Человеком он был добрым и весёлым. Не думаю, что он так часто вспоминал о моих потребностях, но уверен, что ему о них напоминала моя любимая двоюродная бабушка, старшая сестра бабушки, хирург, которую я называл не бабушкой, а тётей Лизой. Тётя Лиза была «в авторитете» и даже её весёлый сын слушал и повиновался.
Эти два источника обеспечивали мне комфортное существование с некоторым запасом пахучей частицы другого мира внизу моего книжного шкафа.
В моей комнате стоял ГДР-овский комплект мебели для таких, как я: компактный, с одной тумбой, письменный стол для занятий, неширокая, но удлиняющаяся кушетка (одно из распространённых тогда слов), и книжный шкаф, имевший в нижней части закрытую зону с двумя створками.
У меня были ещё два низких книжных шкафа, но те были целиком застеклены, а сверху стояли папины аквариумы, с огромной рыбьей текучкой, последствия которой мы с папой восполняли по воскресеньям на Птичьем рынке.

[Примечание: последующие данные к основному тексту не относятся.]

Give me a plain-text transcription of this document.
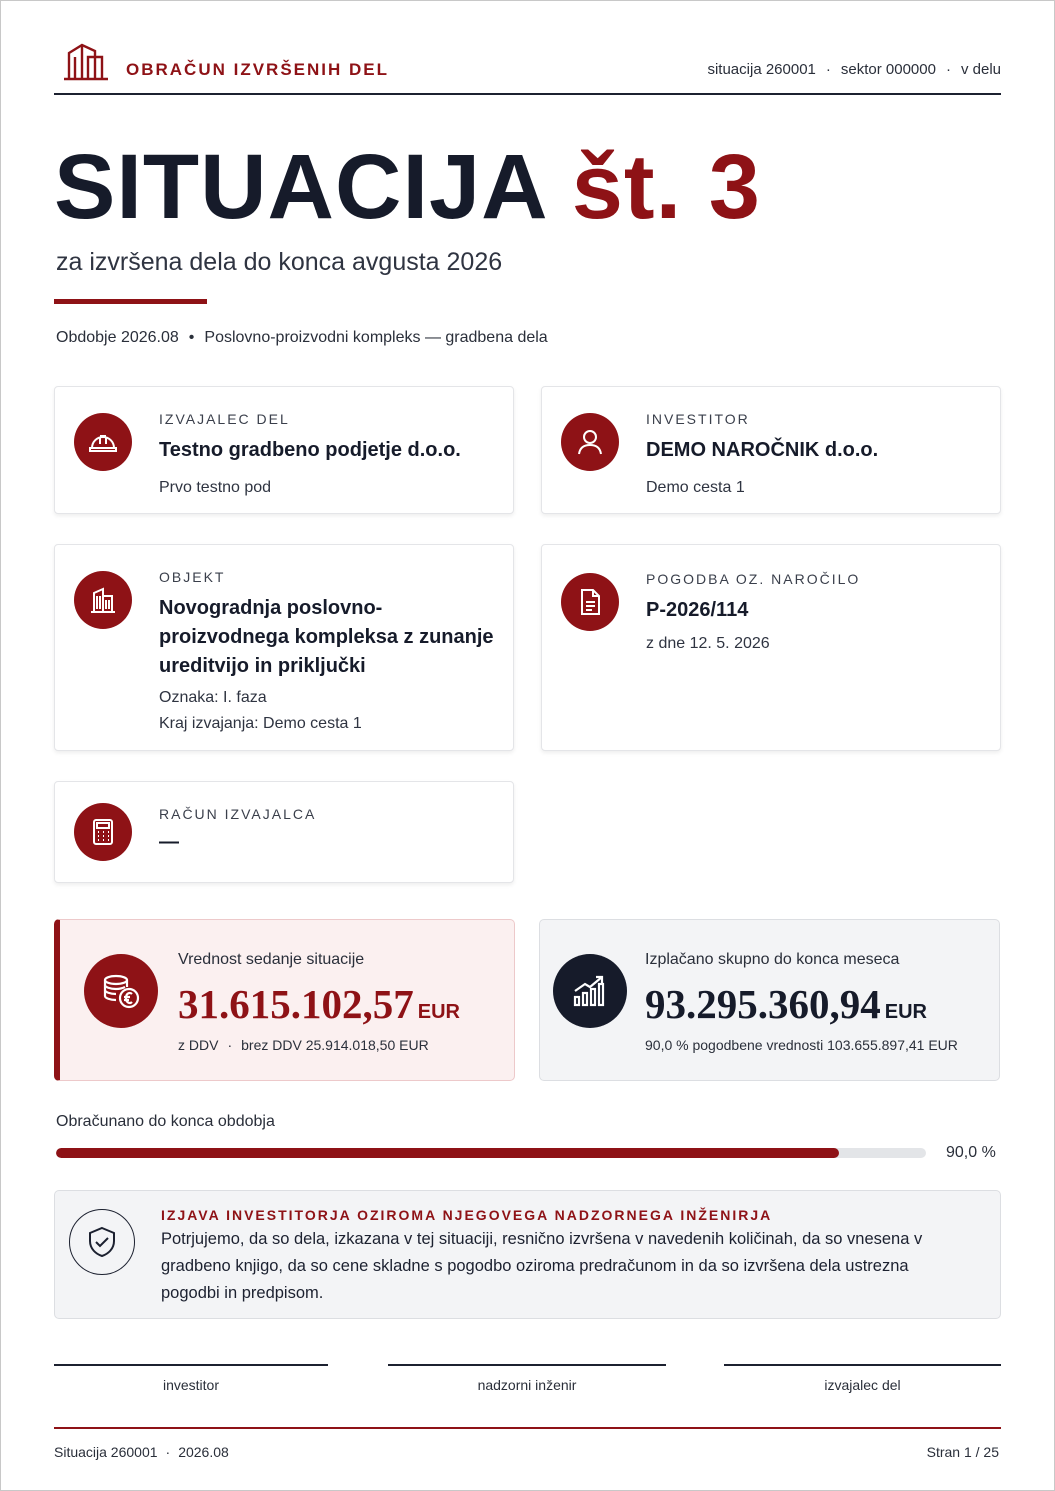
OBRAČUN IZVRŠENIH DEL	situacija 260001 · sektor 000000 · v delu
SITUACIJA št. 3
za izvršena dela do konca avgusta 2026
Obdobje 2026.08 • Poslovno-proizvodni kompleks — gradbena dela
IZVAJALEC DEL
Testno gradbeno podjetje d.o.o.
Prvo testno pod
INVESTITOR
DEMO NAROČNIK d.o.o.
Demo cesta 1
OBJEKT
Novogradnja poslovno-proizvodnega kompleksa z zunanje ureditvijo in priključki
Oznaka: I. faza
Kraj izvajanja: Demo cesta 1
POGODBA OZ. NAROČILO
P-2026/114
z dne 12. 5. 2026
RAČUN IZVAJALCA
—
Vrednost sedanje situacije
31.615.102,57 EUR
z DDV · brez DDV 25.914.018,50 EUR
Izplačano skupno do konca meseca
93.295.360,94 EUR
90,0 % pogodbene vrednosti 103.655.897,41 EUR
Obračunano do konca obdobja
90,0 %
IZJAVA INVESTITORJA OZIROMA NJEGOVEGA NADZORNEGA INŽENIRJA
Potrjujemo, da so dela, izkazana v tej situaciji, resnično izvršena v navedenih količinah, da so vnesena v gradbeno knjigo, da so cene skladne s pogodbo oziroma predračunom in da so izvršena dela ustrezna pogodbi in predpisom.
investitor	nadzorni inženir	izvajalec del
Situacija 260001 · 2026.08	Stran 1 / 25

Свои сокровища я хранил в нижней части шкафа. Там, на внутреннюю сторону одной из створок я приклеивал свою коллекцию пустых сигаретных пачек (тогда пошли в ход «твёрдые» пачки, так и не использованные человечеством для цели, с которой они были сконструированы художниками (дизайнерами), которые прекрасно клеились к дверце шкафа, образуя 3D пособие по промышленной графике.
За этими дверцами хранилось множество других отличных вещей, в том числе, и жвачка.
Запас, таким образом был, но требовал постоянного напряжения воли, чуть дрогнет воля, и конец запасам.
Это напрягало.
Выход был найдет в уже упомянутом выше октябре.
Мы («мы» - это я и трое таких же умников, соратников по постижению наук) отправились фарцевать. Ага.
Не помню откуда пролился на нас дождь тайных знаний, но мы, каждый проведя ревизию своих запасов (я - коробки со значками в книжном шкафу), мобилизовали некоторое количество "нужных" значков с изображением Ленина, серпов/молотов/звёзд и прочих красных знамён.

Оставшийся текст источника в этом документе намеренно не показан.